I shake my head. “I don’t understand.”

“That’s the only genuine thing you have told me,” he says. He stands up and walks to the door.

I turn in my seat, but don’t stand up. I can’t, because of the cuff.

He reaches out to knock on the door, but holds back. Instead he turns toward me. I must look pretty confused, because he goes ahead and explains it. “It was a time test, Joe. Sixty questions. It took you fifteen minutes. That’s four questions a minute. Each one of them you got wrong.”

“I still don’t follow,” I tell him. Surely it’s a good thing that I can be that dumb that quickly.

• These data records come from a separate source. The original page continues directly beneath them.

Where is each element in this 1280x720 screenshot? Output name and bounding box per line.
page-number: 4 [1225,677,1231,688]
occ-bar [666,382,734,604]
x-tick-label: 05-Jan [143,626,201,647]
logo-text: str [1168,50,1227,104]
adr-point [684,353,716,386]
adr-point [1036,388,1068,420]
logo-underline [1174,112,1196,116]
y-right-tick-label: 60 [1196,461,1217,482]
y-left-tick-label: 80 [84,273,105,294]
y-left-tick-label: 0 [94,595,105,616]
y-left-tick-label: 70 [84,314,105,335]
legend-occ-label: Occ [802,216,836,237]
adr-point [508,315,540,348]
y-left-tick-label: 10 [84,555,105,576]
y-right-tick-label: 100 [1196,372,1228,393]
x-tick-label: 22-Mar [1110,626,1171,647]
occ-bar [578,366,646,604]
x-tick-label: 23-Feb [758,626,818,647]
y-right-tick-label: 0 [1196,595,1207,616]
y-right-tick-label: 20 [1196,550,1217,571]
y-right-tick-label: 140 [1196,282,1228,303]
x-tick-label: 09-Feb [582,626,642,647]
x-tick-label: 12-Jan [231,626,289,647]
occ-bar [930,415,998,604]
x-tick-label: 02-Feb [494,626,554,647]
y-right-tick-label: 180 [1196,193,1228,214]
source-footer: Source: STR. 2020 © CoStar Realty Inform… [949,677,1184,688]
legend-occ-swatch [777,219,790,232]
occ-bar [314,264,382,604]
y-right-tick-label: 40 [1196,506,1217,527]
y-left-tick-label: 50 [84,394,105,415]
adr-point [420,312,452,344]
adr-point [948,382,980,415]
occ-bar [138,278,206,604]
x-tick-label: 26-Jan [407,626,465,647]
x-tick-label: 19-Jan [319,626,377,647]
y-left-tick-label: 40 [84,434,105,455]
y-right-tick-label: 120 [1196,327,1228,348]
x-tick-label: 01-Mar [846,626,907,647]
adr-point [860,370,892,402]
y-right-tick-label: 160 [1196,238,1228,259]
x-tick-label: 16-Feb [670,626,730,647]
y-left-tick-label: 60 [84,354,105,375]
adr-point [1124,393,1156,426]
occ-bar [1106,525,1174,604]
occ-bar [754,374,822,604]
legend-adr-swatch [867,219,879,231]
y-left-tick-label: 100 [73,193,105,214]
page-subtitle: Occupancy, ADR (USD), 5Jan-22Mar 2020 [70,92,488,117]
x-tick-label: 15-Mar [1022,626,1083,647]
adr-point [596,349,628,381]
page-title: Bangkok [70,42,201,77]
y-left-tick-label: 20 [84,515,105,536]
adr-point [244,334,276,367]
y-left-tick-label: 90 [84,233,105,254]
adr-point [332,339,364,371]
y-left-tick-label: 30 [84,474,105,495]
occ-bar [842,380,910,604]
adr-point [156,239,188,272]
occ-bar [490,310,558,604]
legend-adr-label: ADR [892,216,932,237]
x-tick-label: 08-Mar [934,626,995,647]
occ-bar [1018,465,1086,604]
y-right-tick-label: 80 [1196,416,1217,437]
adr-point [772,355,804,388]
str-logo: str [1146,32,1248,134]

“You got them wrong too quickly, Joe. If you were as dumb as you wanted us to think, you’d still be doing the test now. You’d be drooling over it or licking the pages. You’d be thinking really hard searching for the answers. You didn’t search at all. You just answered each one in quick fire succession and that’s where you went wrong. You’re no idiot, Joe, but you were too dumb to figure out what was going on. I’ll see you in court.”

“Fuck you.”

He smiles again. His thousand-dollar smile that he’ll practice before being called up to speak in front of a jury, the thousand-dollar smile that won’t be worth a cent after I get out of here and learn where he lives and take that nice-looking briefcase off him. “That’s the Joe everybody is going to see,” he says, and then he knocks on the door and is escorted outside.